Monday, Jul. 14, 1986
Designer Vestments
Since it has refashioned the Mass, it was perhaps inevitable that the Roman Catholic Church would one day turn its attention to liturgical couture. An exhibit near Le Mans, France, last week featured sketches by two designers who were asked to envision something with "more presence, prestige and modernity" for priests presiding at altars of the future. No impious exercise, the designs were commissioned by a committee of bishops, priests and art historians; the designers consider themselves devout Catholics, and approached their task with missionary zeal.

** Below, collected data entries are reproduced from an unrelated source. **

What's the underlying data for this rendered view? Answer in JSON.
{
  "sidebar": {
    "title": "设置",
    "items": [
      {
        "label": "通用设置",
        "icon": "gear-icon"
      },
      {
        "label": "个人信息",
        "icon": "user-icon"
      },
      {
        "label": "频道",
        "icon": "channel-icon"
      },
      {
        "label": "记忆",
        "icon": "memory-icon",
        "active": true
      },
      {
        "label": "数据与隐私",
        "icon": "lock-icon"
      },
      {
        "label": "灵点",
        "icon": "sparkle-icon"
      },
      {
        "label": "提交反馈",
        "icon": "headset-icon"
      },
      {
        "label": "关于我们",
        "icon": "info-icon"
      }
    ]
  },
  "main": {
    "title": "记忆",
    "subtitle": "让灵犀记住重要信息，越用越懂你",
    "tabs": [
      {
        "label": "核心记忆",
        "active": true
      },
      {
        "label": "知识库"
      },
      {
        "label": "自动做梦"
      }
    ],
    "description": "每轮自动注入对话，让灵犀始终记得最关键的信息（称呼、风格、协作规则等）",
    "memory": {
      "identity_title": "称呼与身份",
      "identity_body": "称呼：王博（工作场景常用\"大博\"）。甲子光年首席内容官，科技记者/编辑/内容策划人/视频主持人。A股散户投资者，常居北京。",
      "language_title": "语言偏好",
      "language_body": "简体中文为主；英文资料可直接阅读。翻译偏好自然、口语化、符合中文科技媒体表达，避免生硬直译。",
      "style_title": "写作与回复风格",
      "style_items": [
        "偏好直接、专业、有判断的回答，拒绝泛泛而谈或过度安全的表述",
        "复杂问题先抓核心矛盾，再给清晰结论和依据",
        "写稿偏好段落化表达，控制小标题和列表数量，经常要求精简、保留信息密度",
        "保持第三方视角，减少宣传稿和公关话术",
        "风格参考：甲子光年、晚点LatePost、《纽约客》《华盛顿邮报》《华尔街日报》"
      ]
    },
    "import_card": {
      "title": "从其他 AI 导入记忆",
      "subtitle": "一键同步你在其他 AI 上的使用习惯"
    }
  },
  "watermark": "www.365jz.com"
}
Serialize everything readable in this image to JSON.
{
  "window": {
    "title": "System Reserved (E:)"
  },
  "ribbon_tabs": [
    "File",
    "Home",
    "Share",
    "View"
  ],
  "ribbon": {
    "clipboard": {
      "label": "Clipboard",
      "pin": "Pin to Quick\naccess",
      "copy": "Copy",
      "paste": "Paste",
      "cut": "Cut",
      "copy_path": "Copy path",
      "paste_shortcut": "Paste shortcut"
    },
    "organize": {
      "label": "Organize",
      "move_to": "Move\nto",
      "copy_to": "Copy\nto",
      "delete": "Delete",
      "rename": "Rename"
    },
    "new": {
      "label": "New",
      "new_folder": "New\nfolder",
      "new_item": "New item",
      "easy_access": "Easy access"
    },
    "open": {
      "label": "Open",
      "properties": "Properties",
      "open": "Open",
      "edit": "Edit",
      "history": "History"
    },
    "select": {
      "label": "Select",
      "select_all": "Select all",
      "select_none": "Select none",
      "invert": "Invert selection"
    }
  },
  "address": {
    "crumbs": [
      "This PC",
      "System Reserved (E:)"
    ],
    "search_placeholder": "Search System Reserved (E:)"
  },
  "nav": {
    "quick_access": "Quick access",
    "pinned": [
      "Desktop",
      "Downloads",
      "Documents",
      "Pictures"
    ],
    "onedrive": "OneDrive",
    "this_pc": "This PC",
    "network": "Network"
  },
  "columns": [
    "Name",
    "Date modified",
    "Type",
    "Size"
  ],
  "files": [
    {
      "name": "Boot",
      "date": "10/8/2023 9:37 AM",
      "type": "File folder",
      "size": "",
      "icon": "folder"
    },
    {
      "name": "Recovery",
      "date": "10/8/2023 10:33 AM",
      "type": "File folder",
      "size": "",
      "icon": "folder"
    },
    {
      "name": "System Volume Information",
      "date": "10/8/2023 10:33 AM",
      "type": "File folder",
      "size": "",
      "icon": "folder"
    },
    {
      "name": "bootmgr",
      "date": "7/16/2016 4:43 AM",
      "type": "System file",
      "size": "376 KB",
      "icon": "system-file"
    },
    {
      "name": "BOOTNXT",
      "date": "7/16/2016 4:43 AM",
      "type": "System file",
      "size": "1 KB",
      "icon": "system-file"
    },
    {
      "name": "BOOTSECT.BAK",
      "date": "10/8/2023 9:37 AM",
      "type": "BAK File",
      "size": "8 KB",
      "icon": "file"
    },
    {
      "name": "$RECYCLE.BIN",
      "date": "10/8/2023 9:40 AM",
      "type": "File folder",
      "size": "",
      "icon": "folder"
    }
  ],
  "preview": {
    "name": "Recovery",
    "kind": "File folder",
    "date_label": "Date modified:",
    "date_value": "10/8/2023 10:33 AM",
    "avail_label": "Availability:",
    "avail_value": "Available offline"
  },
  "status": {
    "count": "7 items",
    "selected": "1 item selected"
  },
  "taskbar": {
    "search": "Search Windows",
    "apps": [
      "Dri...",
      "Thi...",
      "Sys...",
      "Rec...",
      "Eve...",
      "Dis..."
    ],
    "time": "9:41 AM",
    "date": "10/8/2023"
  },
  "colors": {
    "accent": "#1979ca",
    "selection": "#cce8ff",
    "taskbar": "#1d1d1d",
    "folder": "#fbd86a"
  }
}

Since Jean-Charles de Castelbajac and Andre Courreges are more or less avant-garde, one might be thankful that the offerings departed from their current fascination with four-sleeved sweaters or garish prints. Castelbajac may in fact have disappointed those who longed for something more controversial. His chasubles are translucent to splash bright colors on the white albs underneath, evoking the stained-glass windows of his boyhood memory. ("God was light," he recalls.) The outsize cross symbols are certainly traditional enough, inspired as they were by clothing that St. Louis wore during the Seventh Crusade. More outre, Courreges offered a white-and- silver jumpsuit with epaulets, just the thing for missionaries to Mars.
Reaction to the fashions, shown on French TV, was mixed. Jesuit Theologian Jean Michel welcomed relief from today's "dull and uninspiring" vestments- by-catalog. But a priest at the Paris chancery office saw new evidence of the "crisis in the West." Meanwhile, an old woman entering Notre-Dame cathedral was perturbed: "Why dress up priests as circus performers?"